Different landscapes, different temperature risks
Bangladesh is not uniform in its climate. The researchers focused on three contrasting regions: the dry Barind uplands, the humid Coastal belt by the sea, and the low-lying wetland basin known as the Haor. Using weather records from 1970 to 2025, they examined daily maximum and minimum temperatures along with rainfall, humidity, and sunshine during the Boro season. They found that Barind has the widest range of temperatures, with very hot days and cold nights, while the Coastal region is warmer on average but more stable. Haor stays somewhat cooler but faces stronger risks from cold spells in winter.

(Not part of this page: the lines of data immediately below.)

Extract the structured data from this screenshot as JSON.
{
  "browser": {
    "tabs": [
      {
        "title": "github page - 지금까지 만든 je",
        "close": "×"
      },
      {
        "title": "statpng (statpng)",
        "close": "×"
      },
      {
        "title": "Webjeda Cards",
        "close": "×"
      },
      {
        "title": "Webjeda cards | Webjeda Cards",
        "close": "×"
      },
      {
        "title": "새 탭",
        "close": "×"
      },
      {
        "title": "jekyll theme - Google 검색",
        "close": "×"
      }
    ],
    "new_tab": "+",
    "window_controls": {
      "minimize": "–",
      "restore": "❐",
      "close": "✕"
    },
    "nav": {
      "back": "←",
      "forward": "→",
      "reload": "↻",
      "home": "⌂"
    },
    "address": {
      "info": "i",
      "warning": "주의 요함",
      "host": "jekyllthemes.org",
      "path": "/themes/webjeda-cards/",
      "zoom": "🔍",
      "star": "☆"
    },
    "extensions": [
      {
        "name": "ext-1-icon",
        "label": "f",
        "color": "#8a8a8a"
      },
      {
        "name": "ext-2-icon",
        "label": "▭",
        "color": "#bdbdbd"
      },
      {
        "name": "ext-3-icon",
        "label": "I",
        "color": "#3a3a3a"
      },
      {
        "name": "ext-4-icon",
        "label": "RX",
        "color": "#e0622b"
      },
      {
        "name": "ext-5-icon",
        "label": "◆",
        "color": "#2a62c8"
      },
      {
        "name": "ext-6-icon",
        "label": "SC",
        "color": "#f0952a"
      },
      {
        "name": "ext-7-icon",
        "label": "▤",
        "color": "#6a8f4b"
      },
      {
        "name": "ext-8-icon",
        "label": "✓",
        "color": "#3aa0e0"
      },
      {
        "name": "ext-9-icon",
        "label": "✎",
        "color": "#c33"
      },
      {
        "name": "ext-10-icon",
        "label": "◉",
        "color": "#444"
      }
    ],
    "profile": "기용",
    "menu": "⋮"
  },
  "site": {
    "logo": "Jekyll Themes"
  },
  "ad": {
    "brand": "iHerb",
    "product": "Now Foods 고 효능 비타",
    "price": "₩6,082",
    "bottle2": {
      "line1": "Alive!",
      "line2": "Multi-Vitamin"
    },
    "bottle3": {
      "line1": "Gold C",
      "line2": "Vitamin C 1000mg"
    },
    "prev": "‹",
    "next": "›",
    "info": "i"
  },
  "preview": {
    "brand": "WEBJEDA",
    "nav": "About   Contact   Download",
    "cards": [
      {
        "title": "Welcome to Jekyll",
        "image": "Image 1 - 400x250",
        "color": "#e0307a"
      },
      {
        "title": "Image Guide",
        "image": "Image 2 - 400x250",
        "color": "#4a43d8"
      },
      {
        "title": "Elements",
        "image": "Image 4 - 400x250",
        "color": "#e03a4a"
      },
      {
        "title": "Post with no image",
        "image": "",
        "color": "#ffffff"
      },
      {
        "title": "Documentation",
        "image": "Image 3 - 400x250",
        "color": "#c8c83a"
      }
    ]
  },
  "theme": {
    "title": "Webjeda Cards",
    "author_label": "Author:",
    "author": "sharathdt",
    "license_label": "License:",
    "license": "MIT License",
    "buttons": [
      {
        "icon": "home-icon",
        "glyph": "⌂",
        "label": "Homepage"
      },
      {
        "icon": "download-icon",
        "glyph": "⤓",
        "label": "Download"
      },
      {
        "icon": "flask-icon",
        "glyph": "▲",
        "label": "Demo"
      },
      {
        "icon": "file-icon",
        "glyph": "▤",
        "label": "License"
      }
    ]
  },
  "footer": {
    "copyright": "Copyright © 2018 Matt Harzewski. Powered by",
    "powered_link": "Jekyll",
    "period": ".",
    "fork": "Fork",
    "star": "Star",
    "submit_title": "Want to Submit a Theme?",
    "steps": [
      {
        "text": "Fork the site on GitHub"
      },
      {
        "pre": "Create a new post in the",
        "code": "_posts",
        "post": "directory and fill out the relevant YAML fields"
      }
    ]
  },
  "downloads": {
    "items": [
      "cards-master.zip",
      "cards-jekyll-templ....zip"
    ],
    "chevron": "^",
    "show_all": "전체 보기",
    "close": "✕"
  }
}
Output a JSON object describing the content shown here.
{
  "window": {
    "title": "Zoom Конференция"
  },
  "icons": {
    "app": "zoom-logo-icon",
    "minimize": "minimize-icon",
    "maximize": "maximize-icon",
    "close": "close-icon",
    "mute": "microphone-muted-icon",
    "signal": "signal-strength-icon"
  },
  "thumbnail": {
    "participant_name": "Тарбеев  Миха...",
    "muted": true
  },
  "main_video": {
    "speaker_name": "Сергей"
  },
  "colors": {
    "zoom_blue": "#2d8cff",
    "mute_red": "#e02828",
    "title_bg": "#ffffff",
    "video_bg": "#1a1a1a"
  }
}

Teaching computers to read the weather
To turn this long history of weather data into useful forecasts, the team used a suite of machine learning methods. These are computer programs that learn patterns from data rather than following fixed equations. The models took in many clues at once, such as recent temperatures, rainfall, humidity, sunshine, and even how warm or cool previous years had been at the same time. The data were carefully cleaned to remove errors and fill small gaps so that the programs would not be misled by missing or unrealistic numbers.
Which models gave the sharpest forecasts
The researchers compared a wide range of models, from simpler approaches like linear regression and decision trees to more advanced "ensemble" methods that combine many small models into a stronger one, as well as deep learning methods inspired by brain networks. They judged performance using several measures of forecast error. Across most tests, an ensemble method called CatBoost gave the most accurate predictions for both daytime highs and nighttime lows in the Barind and Haor regions. In the Coastal region, another method known as support vector machines did best. Simpler models tended to make larger errors, while the strongest methods performed at similar, reliably low error levels.

Mapping districts at greatest temperature risk
Good forecasts matter most where the risks are highest. The team used spatial analysis to see how extreme heat and cold are clustered across districts. In Barind, districts such as Rajshahi, Natore, and Pabna often reach very high Boro-season temperatures, while others like Dinajpur and Rangpur can fall into very severe cold categories. Coastal districts are widely exposed to strong heat, and Haor districts show a mix of severe heat and extreme cold. By combining these maps with the machine learning forecasts, the study points to where farmers and local officials should focus adaptation plans, such as adjusting sowing dates, improving irrigation, or choosing more tolerant rice varieties.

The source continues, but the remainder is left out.